Thursday, April 21, 2011

Zambrano Threat Levels


By: Clay

Zambrano hasn't lost since last June 25th of 2010 when he had his most famous meltdown in the Crosstown Showdown. Granted, he was suspended by the team for a month or so that season but he has pitched well enough to not earn a loss in any of his starts or relief appearances since that day. Know Zambrano the way I do, which is exactly the same as all of you, I decided it would be helpful not only to us but to his fellow teammates if I developed the "Fiery Zambrano Chart" to correspond to this season.

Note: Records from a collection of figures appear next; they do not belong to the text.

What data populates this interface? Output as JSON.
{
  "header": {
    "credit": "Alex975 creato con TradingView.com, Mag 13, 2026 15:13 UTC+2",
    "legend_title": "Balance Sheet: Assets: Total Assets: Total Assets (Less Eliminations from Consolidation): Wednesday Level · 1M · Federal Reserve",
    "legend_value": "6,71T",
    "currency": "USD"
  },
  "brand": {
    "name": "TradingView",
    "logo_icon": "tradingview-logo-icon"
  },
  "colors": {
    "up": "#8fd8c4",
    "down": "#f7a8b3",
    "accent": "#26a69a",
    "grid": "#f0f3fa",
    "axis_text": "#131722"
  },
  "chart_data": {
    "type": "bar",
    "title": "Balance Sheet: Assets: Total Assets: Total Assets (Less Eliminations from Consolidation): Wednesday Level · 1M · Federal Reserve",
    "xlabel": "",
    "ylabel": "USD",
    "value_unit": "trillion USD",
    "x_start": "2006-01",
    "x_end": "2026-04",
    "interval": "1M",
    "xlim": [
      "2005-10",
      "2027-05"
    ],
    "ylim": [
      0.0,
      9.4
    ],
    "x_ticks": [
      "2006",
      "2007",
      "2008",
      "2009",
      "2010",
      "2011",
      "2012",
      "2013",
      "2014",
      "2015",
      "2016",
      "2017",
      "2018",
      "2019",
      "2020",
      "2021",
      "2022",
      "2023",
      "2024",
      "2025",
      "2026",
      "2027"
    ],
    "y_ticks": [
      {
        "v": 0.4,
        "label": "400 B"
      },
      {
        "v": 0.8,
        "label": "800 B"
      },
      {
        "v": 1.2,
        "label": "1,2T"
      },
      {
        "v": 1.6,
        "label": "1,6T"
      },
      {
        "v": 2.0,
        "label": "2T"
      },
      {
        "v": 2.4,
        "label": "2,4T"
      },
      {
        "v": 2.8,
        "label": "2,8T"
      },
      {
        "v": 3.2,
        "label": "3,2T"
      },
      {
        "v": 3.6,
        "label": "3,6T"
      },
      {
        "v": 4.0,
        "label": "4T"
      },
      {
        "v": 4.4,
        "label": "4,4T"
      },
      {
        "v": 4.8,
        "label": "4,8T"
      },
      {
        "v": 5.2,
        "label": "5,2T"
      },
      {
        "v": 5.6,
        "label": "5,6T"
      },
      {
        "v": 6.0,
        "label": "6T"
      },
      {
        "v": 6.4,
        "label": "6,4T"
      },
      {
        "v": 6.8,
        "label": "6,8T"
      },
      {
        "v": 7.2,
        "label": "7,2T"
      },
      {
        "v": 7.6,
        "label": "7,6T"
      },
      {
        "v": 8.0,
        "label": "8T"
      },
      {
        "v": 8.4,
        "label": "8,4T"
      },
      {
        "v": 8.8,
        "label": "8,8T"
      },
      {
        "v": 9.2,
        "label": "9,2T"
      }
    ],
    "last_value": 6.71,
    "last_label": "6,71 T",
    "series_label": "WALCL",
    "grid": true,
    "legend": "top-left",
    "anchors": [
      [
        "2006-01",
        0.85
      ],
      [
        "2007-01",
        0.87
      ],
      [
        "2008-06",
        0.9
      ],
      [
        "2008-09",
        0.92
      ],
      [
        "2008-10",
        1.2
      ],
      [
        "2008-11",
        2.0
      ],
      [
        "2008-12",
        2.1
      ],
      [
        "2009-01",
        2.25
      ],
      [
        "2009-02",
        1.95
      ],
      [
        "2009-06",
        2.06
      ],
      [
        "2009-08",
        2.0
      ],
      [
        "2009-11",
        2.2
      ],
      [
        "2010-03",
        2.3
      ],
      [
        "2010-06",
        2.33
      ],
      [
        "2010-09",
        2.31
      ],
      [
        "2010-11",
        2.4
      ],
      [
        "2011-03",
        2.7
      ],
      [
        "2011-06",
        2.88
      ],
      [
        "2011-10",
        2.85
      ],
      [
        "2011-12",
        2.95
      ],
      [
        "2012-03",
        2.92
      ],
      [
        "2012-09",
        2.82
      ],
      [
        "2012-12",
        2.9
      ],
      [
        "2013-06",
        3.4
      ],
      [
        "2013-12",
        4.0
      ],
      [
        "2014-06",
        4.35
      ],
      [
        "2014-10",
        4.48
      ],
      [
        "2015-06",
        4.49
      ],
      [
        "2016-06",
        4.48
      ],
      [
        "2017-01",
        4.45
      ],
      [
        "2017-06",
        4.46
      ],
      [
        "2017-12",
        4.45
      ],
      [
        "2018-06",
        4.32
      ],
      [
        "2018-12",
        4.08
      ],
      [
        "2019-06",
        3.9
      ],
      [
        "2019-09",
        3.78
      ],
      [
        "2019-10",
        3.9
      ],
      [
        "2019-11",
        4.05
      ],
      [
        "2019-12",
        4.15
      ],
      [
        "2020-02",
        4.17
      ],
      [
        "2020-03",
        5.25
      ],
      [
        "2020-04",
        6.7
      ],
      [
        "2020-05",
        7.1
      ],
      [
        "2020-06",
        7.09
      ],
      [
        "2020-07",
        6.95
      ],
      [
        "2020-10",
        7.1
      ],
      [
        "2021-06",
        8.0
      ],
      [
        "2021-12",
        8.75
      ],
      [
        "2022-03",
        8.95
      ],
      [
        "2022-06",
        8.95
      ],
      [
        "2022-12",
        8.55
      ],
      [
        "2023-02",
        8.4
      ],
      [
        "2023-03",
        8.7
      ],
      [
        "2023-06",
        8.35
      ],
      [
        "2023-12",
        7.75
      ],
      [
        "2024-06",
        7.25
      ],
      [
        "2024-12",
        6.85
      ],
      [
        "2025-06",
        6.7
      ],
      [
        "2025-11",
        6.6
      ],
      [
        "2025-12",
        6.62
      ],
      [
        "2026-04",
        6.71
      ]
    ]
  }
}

Level One: All is well. You either just enjoyed a night out with Ozzie Guillen or k'd 12 batters while only giving up 8 walks in a 5-4 Cubs win.


Level Two: You didn't get any run support tonight and Soriano made a costly error. Good thing you took Trevor Miller yard for a two run bomb. Not bad.


Level Three: You didn't make it out of the fourth inning. But it's not entirely your fault. If only Carlos Pena could hit the damn ball, the Cards wouldn't be up 7-0.


Threat Level Four: When will Soto learn? When you are on the mound you make the calls. Nothing is more embarrassing then giving up a 7th inning lead. Oh well, Still struck out Pujols...Twice. Ka-ching!


Threat Level Five: Tonite you caught Pujols looking three times and, after giving up a homer to Edmonds in the first, you proceded to retire the entire Cards line-up in order for 8 innings with the exception of plunking Edmonds and Lohse. Helluva game.


Threat Level Six: Nothing fires you up more than showing up the opponent. Pass go and collect $200!


Threat Level Seven: That mother Fucker has been squeezing you the whole game. Go ape-shit on his ass. Miss two starts and pay 5K in fines.


Threat Level Eight: Unable to make up for your poor pitching by parking a couple of balls out on Waveland, take out your frustrations by breaking Randall Simon's bat.


Threat Level Nine: Some days you couldn't hit water if you fell out of a boat. Which is exactly why you should throw your glove like a crybaby brat and go destroy that bright orange Gatorade cooler that has been mocking you throughout the entire first and second innings.


Threat Level Midnight: All mental awareness, or what ever was left of it, checks out. Time to self destruct.

1 comment:

Dustin said...

This is sheer genius, and I'm proud to be associated with the man who came up with it.